The instant action was commenced by the plaintiff to recover the sum of $60,000 allegedly loaned to the defendant by the plaintiff’s intestate. According to the the plaintiff, the moneys allegedly loaned were evidenced by a series of five checks made out to the defendant which were earmarked "For Loan” in the bottom left corner of the respective instruments. The checks were subsequently endorsed and deposited by the defendant and eventually cleared. The five checks contained the following dates and amounts: (1) February 2, 1977, in the amount of $10,000; (2) August 18, 1977, in the amount of $10,000; (3) September 30, 1977, in the amount of $10,000; (4) March 2, 1978, in the amount of $20,000; and (5) July 4, 1978, in the amount of $10,000. The defendant interposed several affirmative defenses including the affirmative defense of the Statute of Frauds. After issue was joined the plaintiff moved for summary judgment, and defendant cross-moved for the same relief.

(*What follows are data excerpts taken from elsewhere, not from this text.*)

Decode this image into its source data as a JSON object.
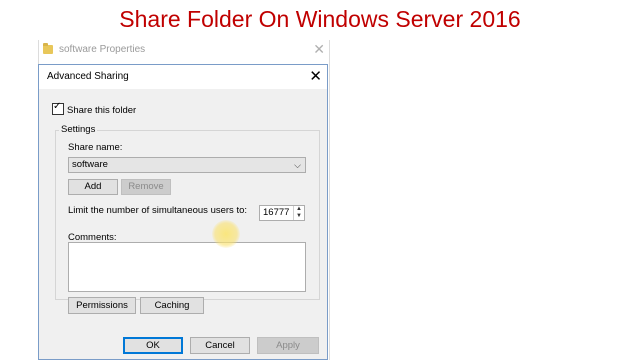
{
  "header": {
    "title": "Share Folder On Windows Server 2016"
  },
  "background_window": {
    "title": "software Properties"
  },
  "dialog": {
    "title": "Advanced Sharing",
    "share_checkbox_label": "Share this folder",
    "share_checked": true,
    "settings_group_label": "Settings",
    "share_name_label": "Share name:",
    "share_name_value": "software",
    "add_label": "Add",
    "remove_label": "Remove",
    "limit_label": "Limit the number of simultaneous users to:",
    "limit_value": "16777",
    "comments_label": "Comments:",
    "comments_value": "",
    "permissions_label": "Permissions",
    "caching_label": "Caching",
    "ok_label": "OK",
    "cancel_label": "Cancel",
    "apply_label": "Apply"
  },
  "colors": {
    "title_red": "#c00000",
    "accent_blue": "#0078d7",
    "cursor_highlight": "#f5dc6e"
  },
  "icons": {
    "close": "close-icon",
    "folder": "folder-icon",
    "dropdown": "chevron-down-icon",
    "spin_up": "spin-up-icon",
    "spin_down": "spin-down-icon"
  }
}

In disposing of the plaintiff’s motion and the defendant’s cross motion for summary judgment, the court focused entirely on the affirmative defense of the Statute of Frauds interposed by the defendant. With respect to that issue, the court was of the view that (1) pursuant to McDaniel v Sangenino (67 AD2d 698), the five checks submitted by the plaintiff did not constitute a writing so as to satisfy the Statute of Frauds, and (2) in view of the strictures of the Dead Man’s Statute (CPLR 4519) and the fact that the plaintiff had no personal knowledge of the terms of any oral loan agreement, there was "no evidence to raise even a question of fact as to whether the loan might be payable within one year” so as to bring the agreement outside the Statute of Frauds (General Obligations Law § 5-701 [a] [2]). Nevertheless, the court (Buschmann, J.), denied both the plaintiff’s motion and the defendant’s cross motion holding: "However, inasmuch as these facts may lie within the exclusive knowledge of the defendant (CPLR 3212 [f]), these motions are denied without prejudice to renewal following an examination before trial of defendant”.

At the ensuing examination before trial of the defendant, the defendant testified that the decedent was not indebted to him at the time or prior to the receipt of the five checks. Thereafter, the defendant brought a renewed motion for summary judgment. The plaintiff, in opposition, submitted copies *615of four promissory notes signed by the defendant, but which were blank as to the name of the payee.

By order dated July 8, 1986, the Supreme Court granted the defendant’s renewed motion for summary judgment holding: "Pursuant to a prior decision of the Hon. Albert Buschmann, dated October 3, 1984, plaintiff was given an opportunity to examine the defendant so as to provide this court with the necessary facts to establish her cause of action. Inasmuch as no new evidence was revealed at the examination before trial, a question of fact does not exist concerning the possibility of payment of the loan within one year. Hence, the action is barred by the Statute of Frauds”.

The defendant’s renewed motion for summary judgment should have been denied. It is well settled that the written memorandum required to satisfy the Statute of Frauds may consist of several documents, only some of which are signed by the party to be charged, provided that they refer to the same transaction (Crabtree v Arden Sales Corp., 305 NY 48). In the case at bar, the plaintiff produced four promissory notes signed by the defendant which, although blank as to the name of the payee, corresponded exactly to four of the checks produced by the plaintiff with regard to amounts, and, except for a one-day discrepancy in one instance, with regard to dates. Under these circumstances, an issue of fact was raised, which cannot be resolved on this record, as to whether the promissory notes executed by the defendant were given to the plaintiff’s intestate in exchange for a loan or loans made by the plaintiff’s intestate to the defendant in the amounts reflected in the checks. Accordingly, the defendant’s renewed motion for summary judgment should have been denied. Mengano, J. P., Thompson, Kunzeman and Harwood, JJ., concur.